Fibronectin Tests: Predicting Preterm Delivery
Frederick R. Jelovsek, MD
Many women have contractions in the last half of pregnancy. the
major concern is preterm labor that will lead to an early
delivery and a baby at risk of dying or at least spending many
days or weeks in the neonatal intensive care nursery. One of the
latest tests is fetal fibronectin in the vaginal pool. It has
received poor press because it is not very accurate in
predicting which patients will prematurely deliver.
Its advantage appears to be as a negative test, i.e. if the
test is negative (<0.05 mg/L), the woman is very unlikely
to deliver within the next two weeks. One of the best clinical
trials in the U.S. is the recent one by
Peaceman AM, et al.,
Fetal fibronectin as a predictor of preterm birth in patients with
symptoms: a multicenter trial.
Am J Obstet Gynecol 1997;177(1):13-18.
Over 700 patients who were examined at the hospital between 24
weeks' and 34 weeks 6 days' gestation were available for
analysis. Fetal fibronectin was detected in specimens from 150
(20%) patients. Compared with patients who had positive results,
patients who had negative results for fetal fibronectin were
unlikely to be delivered within 7 days (0.5%), within 14 days
(0.8%), and before 37 completed weeks (16.5%). The authors felt
the high negative predictive value of fetal fibronectin sampling
supports less intervention for patients with this result.
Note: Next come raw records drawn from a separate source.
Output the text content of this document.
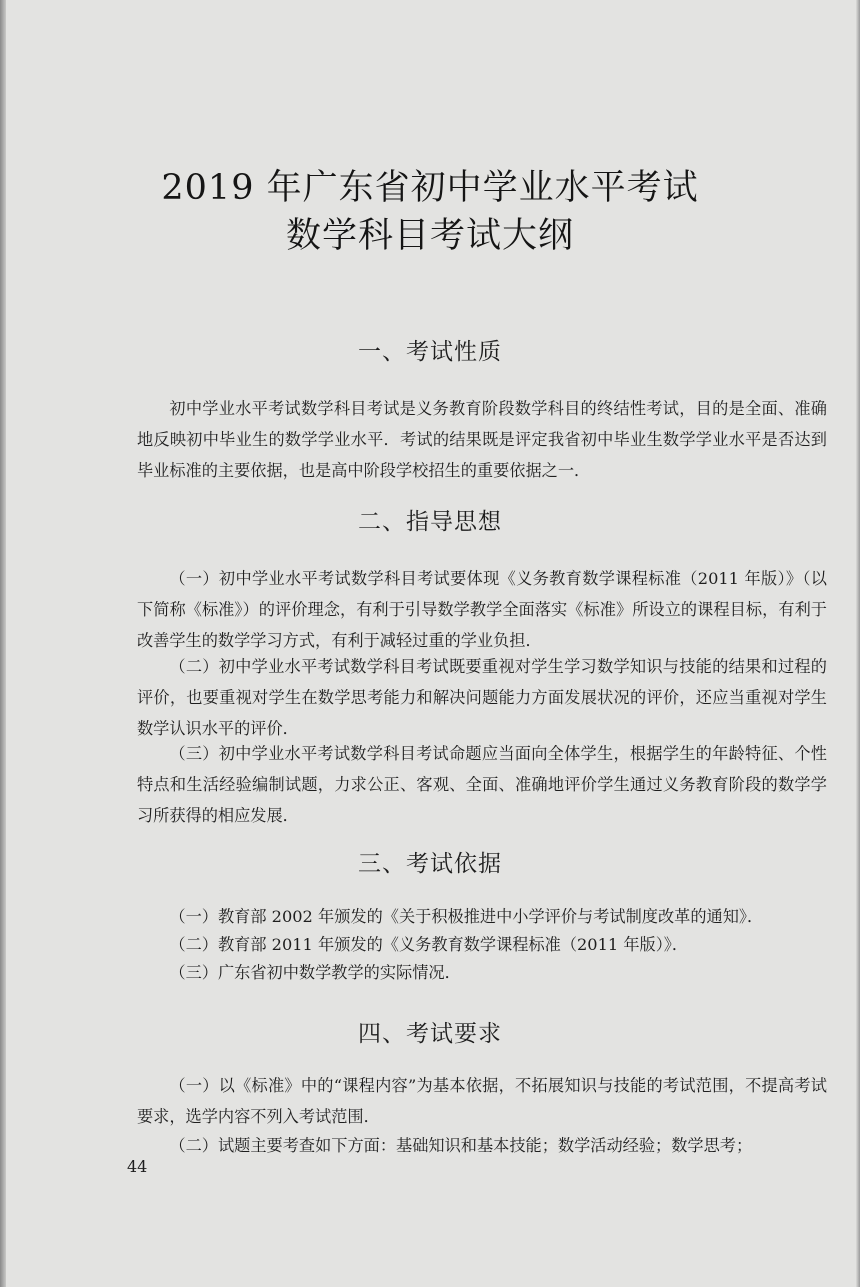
2019 年广东省初中学业水平考试
数学科目考试大纲
一、考试性质

初中学业水平考试数学科目考试是义务教育阶段数学科目的终结性考试，目的是全面、准确地反映初中毕业生的数学学业水平．考试的结果既是评定我省初中毕业生数学学业水平是否达到毕业标准的主要依据，也是高中阶段学校招生的重要依据之一．

二、指导思想

（一）初中学业水平考试数学科目考试要体现《义务教育数学课程标准（2011 年版）》（以下简称《标准》）的评价理念，有利于引导数学教学全面落实《标准》所设立的课程目标，有利于改善学生的数学学习方式，有利于减轻过重的学业负担．

（二）初中学业水平考试数学科目考试既要重视对学生学习数学知识与技能的结果和过程的评价，也要重视对学生在数学思考能力和解决问题能力方面发展状况的评价，还应当重视对学生数学认识水平的评价．

（三）初中学业水平考试数学科目考试命题应当面向全体学生，根据学生的年龄特征、个性特点和生活经验编制试题，力求公正、客观、全面、准确地评价学生通过义务教育阶段的数学学习所获得的相应发展．

三、考试依据

（一）教育部 2002 年颁发的《关于积极推进中小学评价与考试制度改革的通知》．

（二）教育部 2011 年颁发的《义务教育数学课程标准（2011 年版）》．

（三）广东省初中数学教学的实际情况．

四、考试要求

（一）以《标准》中的“课程内容”为基本依据，不拓展知识与技能的考试范围，不提高考试要求，选学内容不列入考试范围．

（二）试题主要考查如下方面：基础知识和基本技能；数学活动经验；数学思考；

44
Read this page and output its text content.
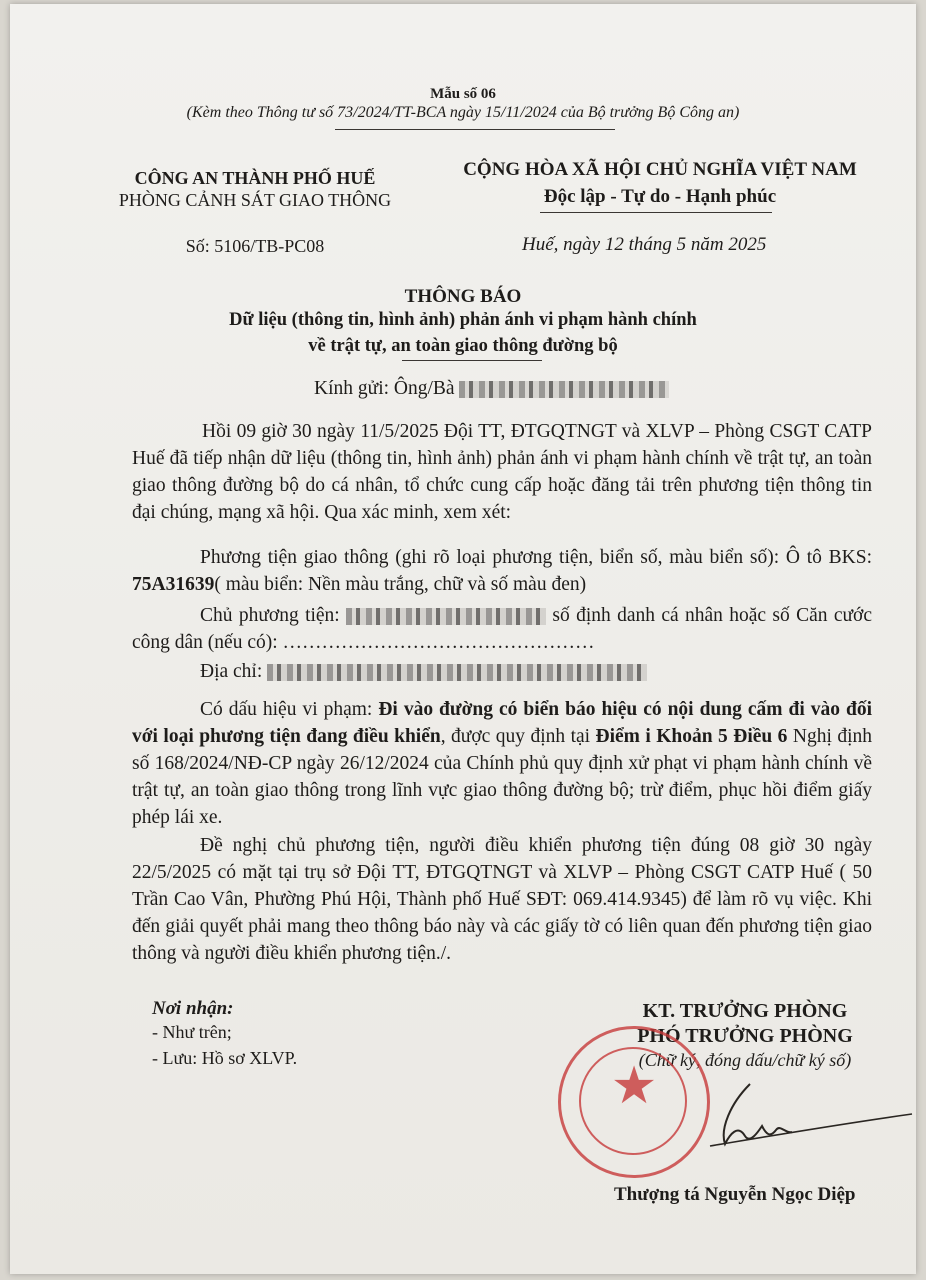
Mẫu số 06
(Kèm theo Thông tư số 73/2024/TT-BCA ngày 15/11/2024 của Bộ trưởng Bộ Công an)
CÔNG AN THÀNH PHỐ HUẾ
PHÒNG CẢNH SÁT GIAO THÔNG
Số: 5106/TB-PC08
CỘNG HÒA XÃ HỘI CHỦ NGHĨA VIỆT NAM
Độc lập - Tự do - Hạnh phúc
Huế, ngày 12 tháng 5 năm 2025
THÔNG BÁO
Dữ liệu (thông tin, hình ảnh) phản ánh vi phạm hành chính
về trật tự, an toàn giao thông đường bộ
Kính gửi: Ông/Bà
Hồi 09 giờ 30 ngày 11/5/2025 Đội TT, ĐTGQTNGT và XLVP – Phòng CSGT CATP Huế đã tiếp nhận dữ liệu (thông tin, hình ảnh) phản ánh vi phạm hành chính về trật tự, an toàn giao thông đường bộ do cá nhân, tổ chức cung cấp hoặc đăng tải trên phương tiện thông tin đại chúng, mạng xã hội. Qua xác minh, xem xét:
Phương tiện giao thông (ghi rõ loại phương tiện, biển số, màu biển số): Ô tô BKS: 75A31639( màu biển: Nền màu trắng, chữ và số màu đen)
Chủ phương tiện:	số định danh cá nhân hoặc số Căn cước công dân (nếu có): …………………………………………
Địa chỉ:
Có dấu hiệu vi phạm: Đi vào đường có biển báo hiệu có nội dung cấm đi vào đối với loại phương tiện đang điều khiển, được quy định tại Điểm i Khoản 5 Điều 6 Nghị định số 168/2024/NĐ-CP ngày 26/12/2024 của Chính phủ quy định xử phạt vi phạm hành chính về trật tự, an toàn giao thông trong lĩnh vực giao thông đường bộ; trừ điểm, phục hồi điểm giấy phép lái xe.
Đề nghị chủ phương tiện, người điều khiển phương tiện đúng 08 giờ 30 ngày 22/5/2025 có mặt tại trụ sở Đội TT, ĐTGQTNGT và XLVP – Phòng CSGT CATP Huế ( 50 Trần Cao Vân, Phường Phú Hội, Thành phố Huế SĐT: 069.414.9345) để làm rõ vụ việc. Khi đến giải quyết phải mang theo thông báo này và các giấy tờ có liên quan đến phương tiện giao thông và người điều khiển phương tiện./.
Nơi nhận:
- Như trên;
- Lưu: Hồ sơ XLVP.
KT. TRƯỞNG PHÒNG
PHÓ TRƯỞNG PHÒNG
(Chữ ký, đóng dấu/chữ ký số)
★
Thượng tá Nguyễn Ngọc Diệp
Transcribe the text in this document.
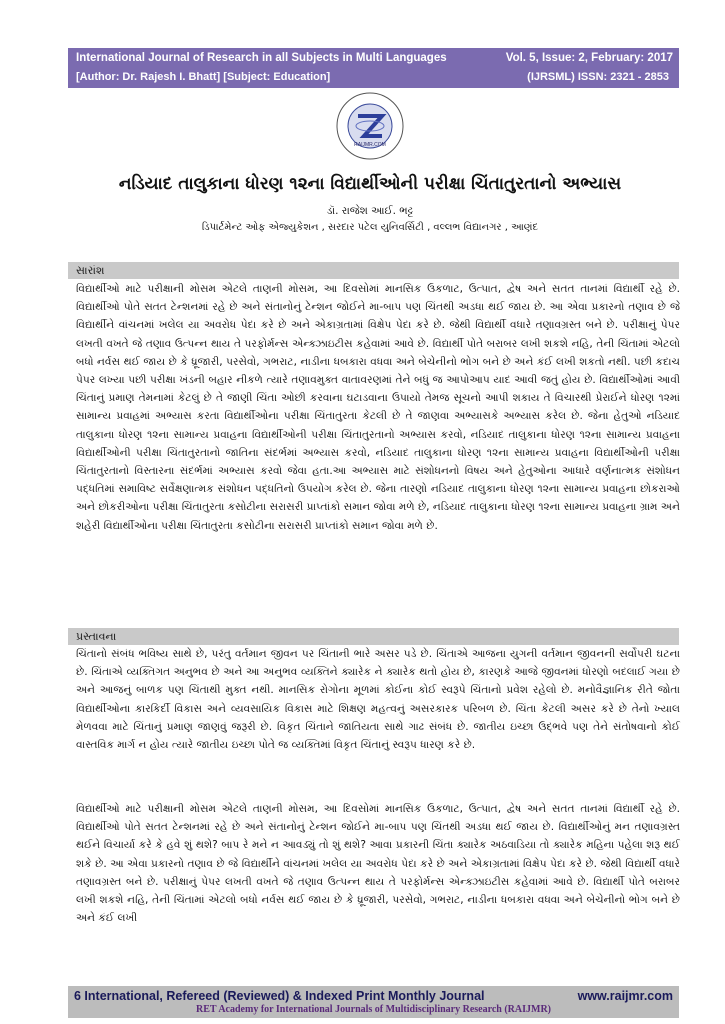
International Journal of Research in all Subjects in Multi Languages	Vol. 5, Issue: 2, February: 2017
[Author: Dr. Rajesh I. Bhatt] [Subject: Education]	(IJRSML) ISSN: 2321 - 2853
RAIJMR.COM
નડિયાદ તાલુકાના ધોરણ ૧૨ના વિદ્યાર્થીઓની પરીક્ષા ચિંતાતુરતાનો અભ્યાસ
ડૉ. રાજેશ આઈ. ભટ્ટ
ડિપાર્ટમેન્ટ ઓફ એજ્યુકેશન , સરદાર પટેલ યુનિવર્સિટી , વલ્લભ વિદ્યાનગર , આણંદ
સારાંશ

વિદ્યાર્થીઓ માટે પરીક્ષાની મોસમ એટલે તાણની મોસમ, આ દિવસોમાં માનસિક ઉકળાટ, ઉત્પાત, દ્વેષ અને સતત તાનમાં વિદ્યાર્થી રહે છે. વિદ્યાર્થીઓ પોતે સતત ટેન્શનમાં રહે છે અને સંતાનોનું ટેન્શન જોઈને મા-બાપ પણ ચિંતથી અડધા થઈ જાય છે. આ એવા પ્રકારનો તણાવ છે જે વિદ્યાર્થીને વાંચનમાં ખલેલ યા અવરોધ પેદા કરે છે અને એકાગ્રતામાં વિક્ષેપ પેદા કરે છે. જેથી વિદ્યાર્થી વધારે તણાવગ્રસ્ત બને છે. પરીક્ષાનું પેપર લખતી વખતે જે તણાવ ઉત્પન્ન થાય તે પરફોર્મન્સ એન્ક્ઝાઇટીસ કહેવામાં આવે છે. વિદ્યાર્થી પોતે બરાબર લખી શકશે નહિ, તેની ચિંતામાં એટલો બધો નર્વસ થઈ જાય છે કે ધ્રૂજારી, પરસેવો, ગભરાટ, નાડીના ધબકારા વધવા અને બેચેનીનો ભોગ બને છે અને કંઈ લખી શકતો નથી. પછી કદાચ પેપર લખ્યા પછી પરીક્ષા ખંડની બહાર નીકળે ત્યારે તણાવમુક્ત વાતાવરણમાં તેને બધું જ આપોઆપ યાદ આવી જતું હોય છે. વિદ્યાર્થીઓમાં આવી ચિંતાનું પ્રમાણ તેમનામાં કેટલું છે તે જાણી ચિંતા ઓછી કરવાના ઘટાડવાના ઉપાયો તેમજ સૂચનો આપી શકાય તે વિચારથી પ્રેરાઈને ધોરણ ૧૨માં સામાન્ય પ્રવાહમાં અભ્યાસ કરતા વિદ્યાર્થીઓના પરીક્ષા ચિંતાતુરતા કેટલી છે તે જાણવા અભ્યાસકે અભ્યાસ કરેલ છે. જેના હેતુઓ નડિયાદ તાલુકાના ધોરણ ૧૨ના સામાન્ય પ્રવાહના વિદ્યાર્થીઓની પરીક્ષા ચિંતાતુરતાનો અભ્યાસ કરવો, નડિયાદ તાલુકાના ધોરણ ૧૨ના સામાન્ય પ્રવાહના વિદ્યાર્થીઓની પરીક્ષા ચિંતાતુરતાનો જાતિના સંદર્ભમાં અભ્યાસ કરવો, નડિયાદ તાલુકાના ધોરણ ૧૨ના સામાન્ય પ્રવાહના વિદ્યાર્થીઓની પરીક્ષા ચિંતાતુરતાનો વિસ્તારના સંદર્ભમાં અભ્યાસ કરવો જેવા હતા.આ અભ્યાસ માટે સંશોધનનો વિષય અને હેતુઓના આધારે વર્ણનાત્મક સંશોધન પદ્ધતિમાં સમાવિષ્ટ સર્વેક્ષણાત્મક સંશોધન પદ્ધતિનો ઉપયોગ કરેલ છે. જેના તારણો નડિયાદ તાલુકાના ધોરણ ૧૨ના સામાન્ય પ્રવાહના છોકરાઓ અને છોકરીઓના પરીક્ષા ચિંતાતુરતા કસોટીના સરાસરી પ્રાપ્તાંકો સમાન જોવા મળે છે, નડિયાદ તાલુકાના ધોરણ ૧૨ના સામાન્ય પ્રવાહના ગ્રામ અને શહેરી વિદ્યાર્થીઓના પરીક્ષા ચિંતાતુરતા કસોટીના સરાસરી પ્રાપ્તાંકો સમાન જોવા મળે છે.

પ્રસ્તાવના

ચિંતાનો સંબંધ ભવિષ્ય સાથે છે, પરંતુ વર્તમાન જીવન પર ચિંતાની ભારે અસર પડે છે. ચિંતાએ આજના યુગની વર્તમાન જીવનની સર્વોપરી ઘટના છે. ચિંતાએ વ્યક્તિગત અનુભવ છે અને આ અનુભવ વ્યક્તિને ક્યારેક ને ક્યારેક થતો હોય છે, કારણકે આજે જીવનમાં ધોરણો બદલાઈ ગયા છે અને આજનું બાળક પણ ચિંતાથી મુક્ત નથી. માનસિક રોગોના મૂળમાં કોઈના કોઈ સ્વરૂપે ચિંતાનો પ્રવેશ રહેલો છે. મનોવૈજ્ઞાનિક રીતે જોતા વિદ્યાર્થીઓના કારકિર્દી વિકાસ અને વ્યવસાયિક વિકાસ માટે શિક્ષણ મહત્વનું અસરકારક પરિબળ છે. ચિંતા કેટલી અસર કરે છે તેનો ખ્યાલ મેળવવા માટે ચિંતાનું પ્રમાણ જાણવું જરૂરી છે. વિકૃત ચિંતાને જાતિયતા સાથે ગાઢ સંબંધ છે. જાતીય ઇચ્છા ઉદ્ભવે પણ તેને સંતોષવાનો કોઈ વાસ્તવિક માર્ગ ન હોય ત્યારે જાતીય ઇચ્છા પોતે જ વ્યક્તિમાં વિકૃત ચિંતાનું સ્વરૂપ ધારણ કરે છે.

વિદ્યાર્થીઓ માટે પરીક્ષાની મોસમ એટલે તાણની મોસમ, આ દિવસોમાં માનસિક ઉકળાટ, ઉત્પાત, દ્વેષ અને સતત તાનમાં વિદ્યાર્થી રહે છે. વિદ્યાર્થીઓ પોતે સતત ટેન્શનમાં રહે છે અને સંતાનોનું ટેન્શન જોઈને મા-બાપ પણ ચિંતથી અડધા થઈ જાય છે. વિદ્યાર્થીઓનું મન તણાવગ્રસ્ત થઈને વિચાર્યા કરે કે હવે શું થશે? બાપ રે મને ન આવડ્યું તો શું થશે? આવા પ્રકારની ચિંતા ક્યારેક અઠવાડિયા તો ક્યારેક મહિના પહેલા શરૂ થઈ શકે છે. આ એવા પ્રકારનો તણાવ છે જે વિદ્યાર્થીને વાંચનમાં ખલેલ યા અવરોધ પેદા કરે છે અને એકાગ્રતામાં વિક્ષેપ પેદા કરે છે. જેથી વિદ્યાર્થી વધારે તણાવગ્રસ્ત બને છે. પરીક્ષાનું પેપર લખતી વખતે જે તણાવ ઉત્પન્ન થાય તે પરફોર્મન્સ એન્ક્ઝાઇટીસ કહેવામાં આવે છે. વિદ્યાર્થી પોતે બરાબર લખી શકશે નહિ, તેની ચિંતામાં એટલો બધો નર્વસ થઈ જાય છે કે ધ્રૂજારી, પરસેવો, ગભરાટ, નાડીના ધબકારા વધવા અને બેચેનીનો ભોગ બને છે અને કંઈ લખી

6 International, Refereed (Reviewed) & Indexed Print Monthly Journal	www.raijmr.com
RET Academy for International Journals of Multidisciplinary Research (RAIJMR)
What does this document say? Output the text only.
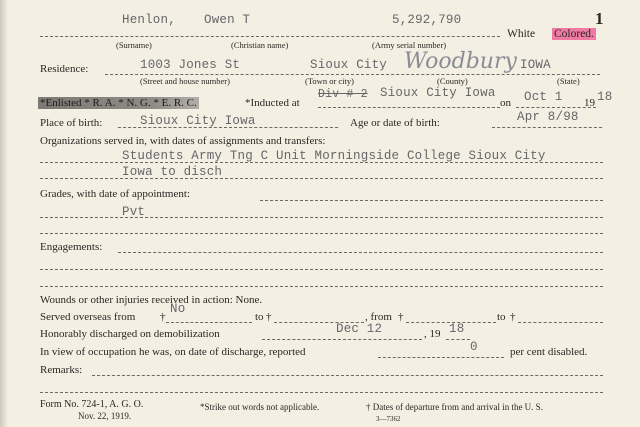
1
Henlon, Owen T	5,292,790
White Colored.
(Surname)	(Christian name)	(Army serial number)
Residence:	1003 Jones St	Sioux City Woodbury IOWA
(Street and house number)	(Town or city)	(County)	(State)
*Enlisted * R. A. * N. G. * E. R. C.	*Inducted at
Div # 2 Sioux City Iowa
on Oct 1 19 18
Place of birth:	Sioux City Iowa	Age or date of birth:	Apr 8/98
Organizations served in, with dates of assignments and transfers:
Students Army Tng C Unit Morningside College Sioux City
Iowa to disch
Grades, with date of appointment:
Pvt
Engagements:
Wounds or other injuries received in action: None.
Served overseas from †
No
to †	, from †	to †
Honorably discharged on demobilization	Dec 12	, 19 18
In view of occupation he was, on date of discharge, reported	0	per cent disabled.
Remarks:
Form No. 724-1, A. G. O.
Nov. 22, 1919.
*Strike out words not applicable.	† Dates of departure from and arrival in the U. S.
3—7362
Some of the European and Scandanavian studies have not shown
quite as high specificity, eg. Goffeng AR et al, Fetal fibronectin
and microorganisms in vaginal fluid of women with complicated
pregnancies. Acta Obstet Gynecol Scand; 1997 76(6):521-527.
However, they have had encouraging results. In this study the
specificity of fibronectin was 87%, but the study included
patients with premature rupture of the membranes. Along with
fetal fibronectin, these authors measured for the presence or
absence of normal vaginal lactobacilli. They found that the
absence of hydrogen peroxide-producing lactobacilli was
predictive for preterm delivery < 34 weeks (sensitivity of
100%, specificity 35%).
If these studies hold true, the best strategy would seem to be
to be to check fibronectin and for vaginal lactobacilli (or pH
<4.5). If the fetal fibronectin is negative, the woman can be
sent home. If the fetal fibronectin is positive, but
lactobacillis is also present, she may also be sent home.